En 2017, le Stade Rochelais de Patrice Collazo et Xavier Garbajosa semblait donner un coup de vieux à l’adage qui veut qu’il n’y a pas de grande équipe sans un grand numéro 10. Brock James et Ryan Lamb au placard, le polyvalent Jérémy Sinzelle avait surpris à l’ouverture dans une équipe marchant sur l’eau. Finalement, les Maritimes avaient perdu en quart de Champions Cup puis terminé 7es en Top 14 avant de voir Collazo claquer la porte…
Cinq saisons plus tard, les Jaune et Noir vérifient à leur corps défendant que, pas plus que l’ancien, le rugby actuel ne peut se passer d’un 10 complet. Car si les charnières de Clermont, du Racing 92 puis de Bayonne ont brillé face à eux, elles le doivent autant à leur talent qu’au fait que leur vis-à-vis ne soutenait pas la comparaison dans la gestion. « On avait mis une stratégie en place, notamment sur l’occupation du terrain avec un jeu au pied profond, pour pouvoir les faire reculer, racontait ainsi le manager bayonnais Grégory Patat ce samedi. En l’absence d’Hastoy et Dulin, on savait qu’il n’y avait que Kerr-Barlow qui était en mesure de répondre dans ce duel à distance. On a maîtrisé notre sujet et la machine rochelaise n’avait pas de plan B. »

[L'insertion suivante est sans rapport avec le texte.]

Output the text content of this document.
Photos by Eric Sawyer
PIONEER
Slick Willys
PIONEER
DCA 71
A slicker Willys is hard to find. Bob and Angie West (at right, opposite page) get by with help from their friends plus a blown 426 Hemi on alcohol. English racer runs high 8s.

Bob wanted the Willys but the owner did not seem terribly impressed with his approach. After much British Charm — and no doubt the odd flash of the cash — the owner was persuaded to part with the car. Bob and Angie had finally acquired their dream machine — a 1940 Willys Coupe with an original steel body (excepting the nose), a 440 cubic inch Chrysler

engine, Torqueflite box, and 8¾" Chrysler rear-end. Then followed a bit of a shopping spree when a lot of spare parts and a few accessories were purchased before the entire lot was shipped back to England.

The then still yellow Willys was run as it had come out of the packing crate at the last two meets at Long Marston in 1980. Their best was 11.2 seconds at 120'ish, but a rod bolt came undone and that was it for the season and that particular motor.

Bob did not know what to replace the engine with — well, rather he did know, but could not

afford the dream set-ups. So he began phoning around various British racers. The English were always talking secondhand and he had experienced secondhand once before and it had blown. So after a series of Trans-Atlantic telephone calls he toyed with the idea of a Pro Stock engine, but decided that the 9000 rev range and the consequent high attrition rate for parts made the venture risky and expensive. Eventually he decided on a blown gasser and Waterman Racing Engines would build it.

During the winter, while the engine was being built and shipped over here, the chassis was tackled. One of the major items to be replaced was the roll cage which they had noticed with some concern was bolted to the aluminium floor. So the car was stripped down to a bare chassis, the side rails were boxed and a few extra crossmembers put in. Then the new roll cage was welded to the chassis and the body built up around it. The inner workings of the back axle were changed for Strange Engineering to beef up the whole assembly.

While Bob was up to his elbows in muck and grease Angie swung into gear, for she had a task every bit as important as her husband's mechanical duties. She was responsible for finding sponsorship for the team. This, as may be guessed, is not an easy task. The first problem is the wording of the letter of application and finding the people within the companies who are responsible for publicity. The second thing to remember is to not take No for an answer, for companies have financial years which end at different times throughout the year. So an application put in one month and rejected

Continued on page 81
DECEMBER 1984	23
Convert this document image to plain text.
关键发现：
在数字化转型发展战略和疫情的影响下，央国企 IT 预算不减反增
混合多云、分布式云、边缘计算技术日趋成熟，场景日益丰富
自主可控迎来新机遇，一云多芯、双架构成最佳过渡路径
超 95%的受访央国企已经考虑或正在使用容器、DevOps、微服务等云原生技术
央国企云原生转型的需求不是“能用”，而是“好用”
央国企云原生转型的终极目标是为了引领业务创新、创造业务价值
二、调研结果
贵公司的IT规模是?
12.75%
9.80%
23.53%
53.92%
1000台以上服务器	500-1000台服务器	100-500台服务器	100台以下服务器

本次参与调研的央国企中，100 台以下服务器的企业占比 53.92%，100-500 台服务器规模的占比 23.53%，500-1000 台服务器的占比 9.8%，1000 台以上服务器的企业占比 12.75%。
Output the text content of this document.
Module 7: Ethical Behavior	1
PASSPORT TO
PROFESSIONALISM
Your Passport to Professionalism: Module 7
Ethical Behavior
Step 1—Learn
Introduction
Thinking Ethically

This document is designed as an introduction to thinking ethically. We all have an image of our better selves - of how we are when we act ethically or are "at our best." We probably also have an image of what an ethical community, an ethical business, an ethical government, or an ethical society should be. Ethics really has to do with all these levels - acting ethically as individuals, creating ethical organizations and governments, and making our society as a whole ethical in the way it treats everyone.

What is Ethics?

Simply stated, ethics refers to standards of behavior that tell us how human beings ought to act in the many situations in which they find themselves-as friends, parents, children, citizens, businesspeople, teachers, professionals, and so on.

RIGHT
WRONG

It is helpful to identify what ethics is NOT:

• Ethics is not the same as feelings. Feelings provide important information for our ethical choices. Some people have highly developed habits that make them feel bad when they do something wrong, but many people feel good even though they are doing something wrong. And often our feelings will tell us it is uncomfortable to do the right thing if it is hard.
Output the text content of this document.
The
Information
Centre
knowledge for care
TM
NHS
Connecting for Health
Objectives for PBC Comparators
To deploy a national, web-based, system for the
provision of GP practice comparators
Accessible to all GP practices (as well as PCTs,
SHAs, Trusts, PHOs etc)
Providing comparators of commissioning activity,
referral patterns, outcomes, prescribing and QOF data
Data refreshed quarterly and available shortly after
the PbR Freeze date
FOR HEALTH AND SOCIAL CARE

Privé de la longueur au pied, du jeu de pression et de l’alternance d’Antoine Hastoy (touché à la cheville, il pourrait reprendre dans quinze jours), de Pierre Popelin (opéré d’une pubalgie, il est attendu fin novembre), de Brice Dulin (genou, il est espéré cette semaine) et du polyvalent demi Jules Le Bail (cheville), le champion d’Europe n’a qu’un mode depuis trois journées : miser sur sa puissance. C’était un atout capital en début de saison, après deux succès très convaincants face à Montpellier puis à Lyon, c’est aujourd’hui moins vrai. Depuis, ses avants sont en effet contrariés en touche et ont donc du mal à enclencher leurs ravageurs groupés pénétrants. De même, à l’image du Stade Toulousain et de Paris depuis plusieurs saisons, les plaqueurs adverses les contrent de plus en plus bas, annihilant ainsi la force des gros porteurs.
Ce constat est accentué par le fait que, mis à part le capitaine Grégory Alldritt et, dans un degré moindre, les recrues Yoan Tanga, Georges-Henri Colombes Reazel et Quentin Lespiaucq, les avants jaune et noir n’évoluent pas à leur meilleur niveau. « Ce n’est pas nous », répètent les joueurs de Ronan O’Gara depuis trois matchs. Le signe que ce n’est pas non plus une coïncidence, certains pointant du doigt un manque d’agressivité, donc d’engagement.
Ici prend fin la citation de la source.